You might be concerned if your toddler or preschooler has problems naming colours and wonder if they are colour-blind. The truth is that many children take a very long time to learn their colours as their speech develops.

Therefore, naming colours is not a reliable indicator of a child's colour vision. For instance, incorrectly colouring objects, such as tinting the sky in purple, is a warning indication of colour blindness.

No child should be picked on for something they are unable to control, and early detection will prevent embarrassing situations at school.

Teachers frequently mistakenly think that these kids are ‘’lacking behind’’ or just being foolish when, in fact, their colour blindness is the issue.

How then do you determine if they genuinely suffer from colour blindness? Here are several warning indications that your child may be colour-blind, according to statistics from Colour Blind Awareness:

– Utilising the incorrect colours while painting or drawing an item, such as purple leaves on trees or green faces.

– Not paying enough attention when colouring worksheets.

– Denying the existence of colour problems; and difficulty distinguishing red or green colour pencils or any colour pencil that contains red or green in its formula, for instance, telling pink from grey, red from brown, and purple from blue apart.

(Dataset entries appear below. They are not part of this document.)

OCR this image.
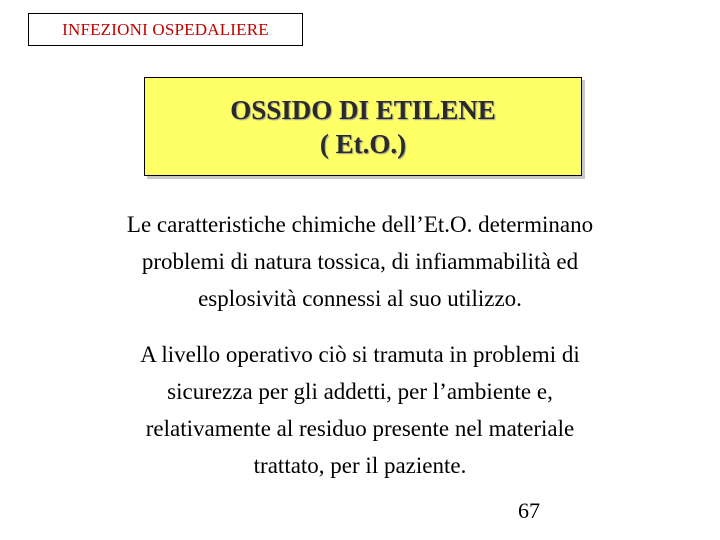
INFEZIONI OSPEDALIERE
OSSIDO DI ETILENE
( Et.O.)

Le caratteristiche chimiche dell’Et.O. determinano
problemi di natura tossica, di infiammabilità ed
esplosività connessi al suo utilizzo.

A livello operativo ciò si tramuta in problemi di
sicurezza per gli addetti, per l’ambiente e,
relativamente al residuo presente nel materiale
trattato, per il paziente.

67
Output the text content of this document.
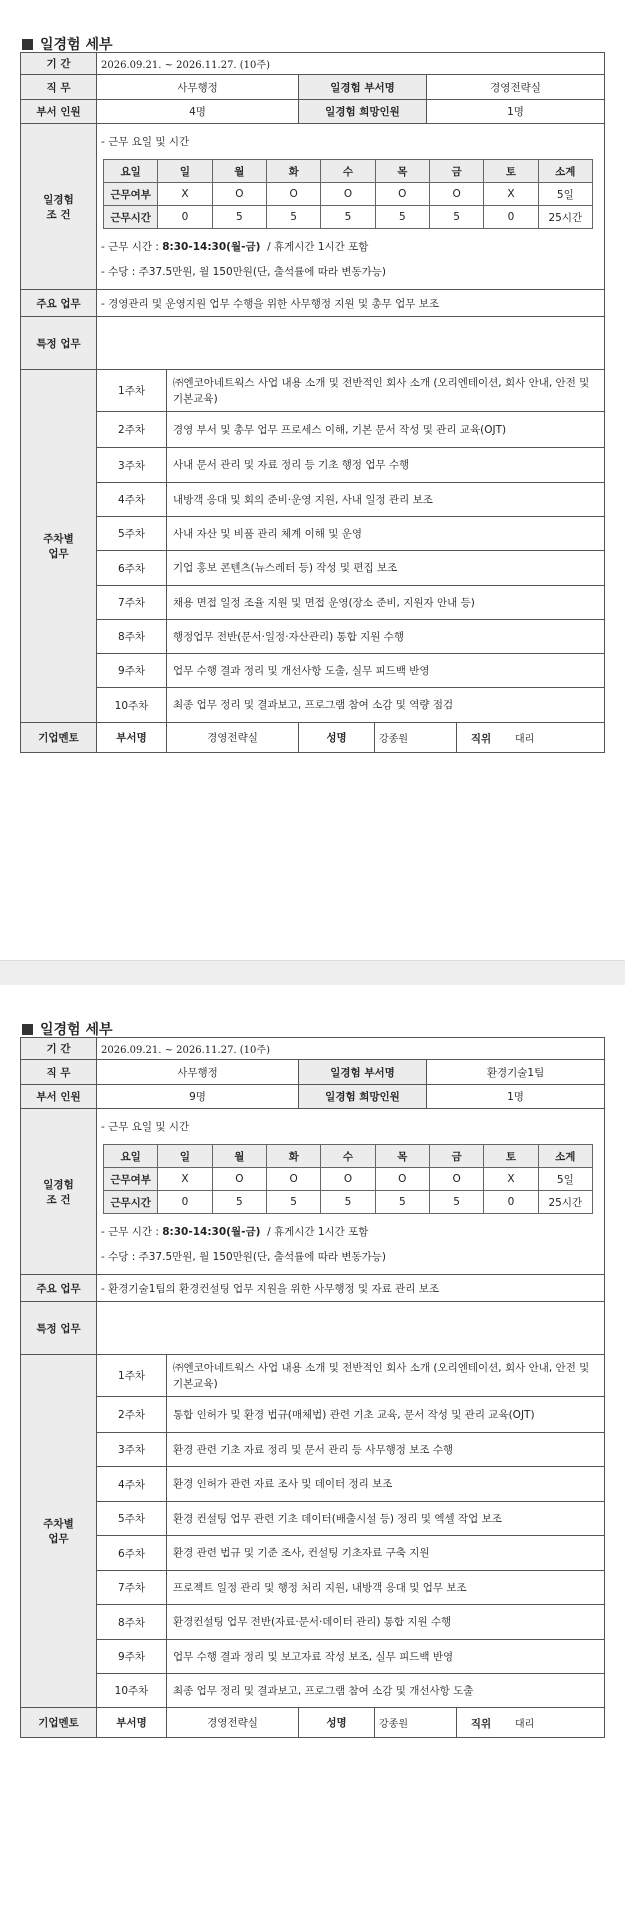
일경험 세부
기 간	2026.09.21. ~ 2026.11.27. (10주)
직 무	사무행정	일경험 부서명	경영전략실
부서 인원	4명	일경험 희망인원	1명

일경험
조 건

- 근무 요일 및 시간
요일	일	월	화	수	목	금	토	소계
근무여부	X	O	O	O	O	O	X	5일
근무시간	0	5	5	5	5	5	0	25시간
- 근무 시간 : 8:30-14:30(월-금)  / 휴게시간 1시간 포함
- 수당 : 주37.5만원, 월 150만원(단, 출석률에 따라 변동가능)

주요 업무	- 경영관리 및 운영지원 업무 수행을 위한 사무행정 지원 및 총무 업무 보조
특정 업무	

주차별
업무
	1주차	㈜엔코아네트웍스 사업 내용 소개 및 전반적인 회사 소개 (오리엔테이션, 회사 안내, 안전 및 기본교육)
2주차	경영 부서 및 총무 업무 프로세스 이해, 기본 문서 작성 및 관리 교육(OJT)
3주차	사내 문서 관리 및 자료 정리 등 기초 행정 업무 수행
4주차	내방객 응대 및 회의 준비·운영 지원, 사내 일정 관리 보조
5주차	사내 자산 및 비품 관리 체계 이해 및 운영
6주차	기업 홍보 콘텐츠(뉴스레터 등) 작성 및 편집 보조
7주차	채용 면접 일정 조율 지원 및 면접 운영(장소 준비, 지원자 안내 등)
8주차	행정업무 전반(문서·일정·자산관리) 통합 지원 수행
9주차	업무 수행 결과 정리 및 개선사항 도출, 실무 피드백 반영
10주차	최종 업무 정리 및 결과보고, 프로그램 참여 소감 및 역량 점검
기업멘토	부서명	경영전략실	성명	강종원	직위 대리
일경험 세부
기 간	2026.09.21. ~ 2026.11.27. (10주)
직 무	사무행정	일경험 부서명	환경기술1팀
부서 인원	9명	일경험 희망인원	1명

일경험
조 건

- 근무 요일 및 시간
요일	일	월	화	수	목	금	토	소계
근무여부	X	O	O	O	O	O	X	5일
근무시간	0	5	5	5	5	5	0	25시간
- 근무 시간 : 8:30-14:30(월-금)  / 휴게시간 1시간 포함
- 수당 : 주37.5만원, 월 150만원(단, 출석률에 따라 변동가능)

주요 업무	- 환경기술1팀의 환경컨설팅 업무 지원을 위한 사무행정 및 자료 관리 보조
특정 업무	

주차별
업무
	1주차	㈜엔코아네트웍스 사업 내용 소개 및 전반적인 회사 소개 (오리엔테이션, 회사 안내, 안전 및 기본교육)
2주차	통합 인허가 및 환경 법규(매체법) 관련 기초 교육, 문서 작성 및 관리 교육(OJT)
3주차	환경 관련 기초 자료 정리 및 문서 관리 등 사무행정 보조 수행
4주차	환경 인허가 관련 자료 조사 및 데이터 정리 보조
5주차	환경 컨설팅 업무 관련 기초 데이터(배출시설 등) 정리 및 엑셀 작업 보조
6주차	환경 관련 법규 및 기준 조사, 컨설팅 기초자료 구축 지원
7주차	프로젝트 일정 관리 및 행정 처리 지원, 내방객 응대 및 업무 보조
8주차	환경컨설팅 업무 전반(자료·문서·데이터 관리) 통합 지원 수행
9주차	업무 수행 결과 정리 및 보고자료 작성 보조, 실무 피드백 반영
10주차	최종 업무 정리 및 결과보고, 프로그램 참여 소감 및 개선사항 도출
기업멘토	부서명	경영전략실	성명	강종원	직위 대리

The ability to smell food before eating is also a tell-tale sign, as are: sensitivity to bright lights and some colour combinations, reading difficulties with coloured pages or worksheets produced with colour on colour and your children complaining that they can't tell one colour from another.

Additionally, identification of colours may be made worse by low level lights, working with small areas of colour and colours of the same hue, but, on the other hand, they may find that colours are easier to distinguish between in good natural daylight.

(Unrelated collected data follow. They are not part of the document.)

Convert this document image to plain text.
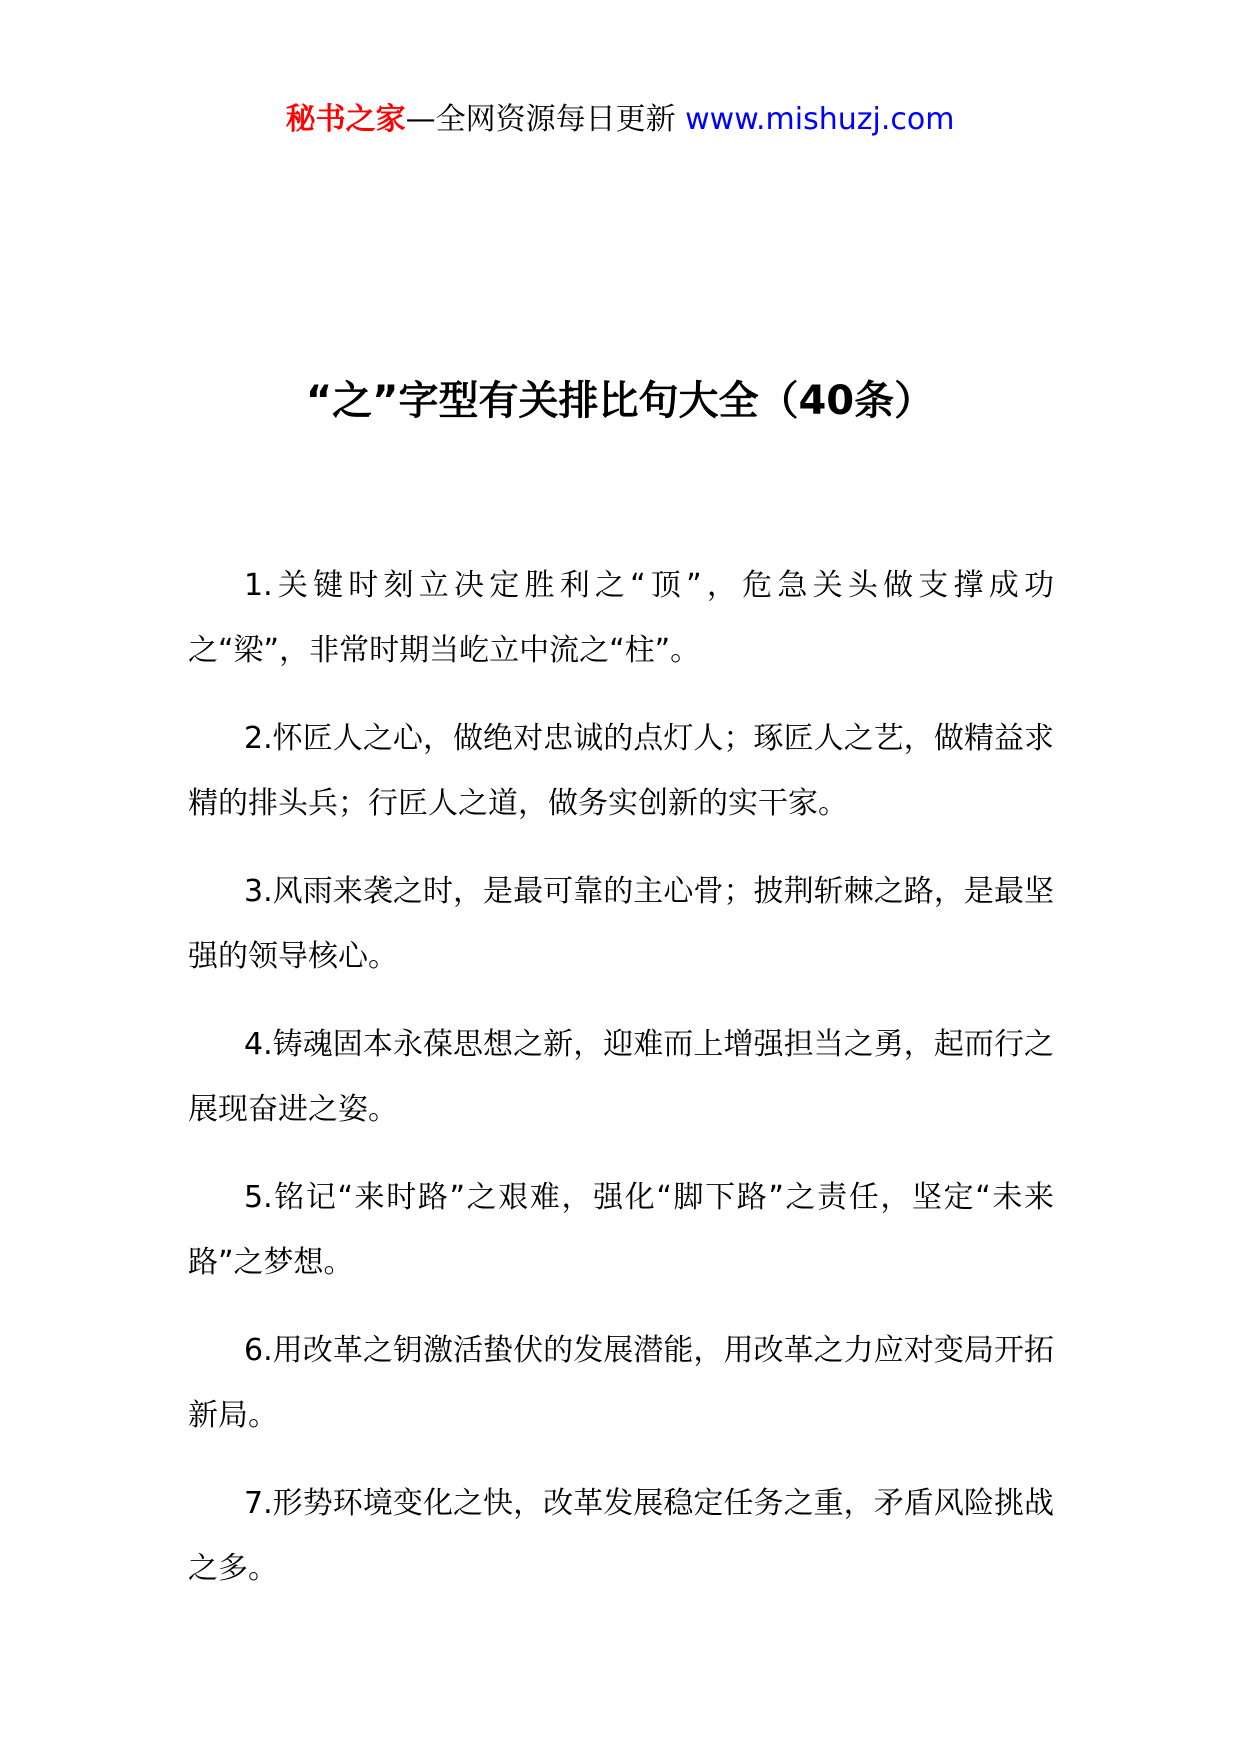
秘书之家—全网资源每日更新 www.mishuzj.com
“之”字型有关排比句大全（40条）

1.关键时刻立决定胜利之“顶”，危急关头做支撑成功之“梁”，非常时期当屹立中流之“柱”。

2.怀匠人之心，做绝对忠诚的点灯人；琢匠人之艺，做精益求精的排头兵；行匠人之道，做务实创新的实干家。

3.风雨来袭之时，是最可靠的主心骨；披荆斩棘之路，是最坚强的领导核心。

4.铸魂固本永葆思想之新，迎难而上增强担当之勇，起而行之展现奋进之姿。

5.铭记“来时路”之艰难，强化“脚下路”之责任，坚定“未来路”之梦想。

6.用改革之钥激活蛰伏的发展潜能，用改革之力应对变局开拓新局。

7.形势环境变化之快，改革发展稳定任务之重，矛盾风险挑战之多。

Don't wait to find out whether your child has colour blindness if you suspect they could. If there are any colour-blind men on the mother's side of the family, including grandfathers, great-grandfathers, uncles, and cousins, you should be immediately sceptical.

Children with normal colour vision will be able to quickly recognise each group of hues by the age of five.

Obtain a sheet of white paper and a basic set of coloured pencils in at least 12 different colours, including green, red, brown, orange, blue, purple, and grey. Do this to determine whether your child may have a colour vision issue.

Shade an area of the paper that is roughly 2 cm by 2 cm in size with each colour, using mid-range tones that are neither too light nor too dark.

Place red, green, and brown next to one another while making sure the colours are in a random arrangement and aren't all grouped together.

The experts at Colour Blind Awareness suggest taking your child and the paper to a location with decent natural light (but not bright light, artificial light, or intense sunshine) and making up a fun game in which you ask your child to name every hue on the sheet.

They must be able to view all of the colours at once, do not show them each colour separately.

Do not ask your child about the colours of objects in the house after this activity if you have any reason to believe they may be colour-blind. According to research, if you do this, they can clam up, which could lower their confidence.

Since a formal diagnosis is required for children who are colour-blind in order for them to receive the appropriate support at school, you should always validate this procedure with an optometrist.

Don't forget to inform the school in writing about your child's diagnosis and request that it be kept on file in their academic file.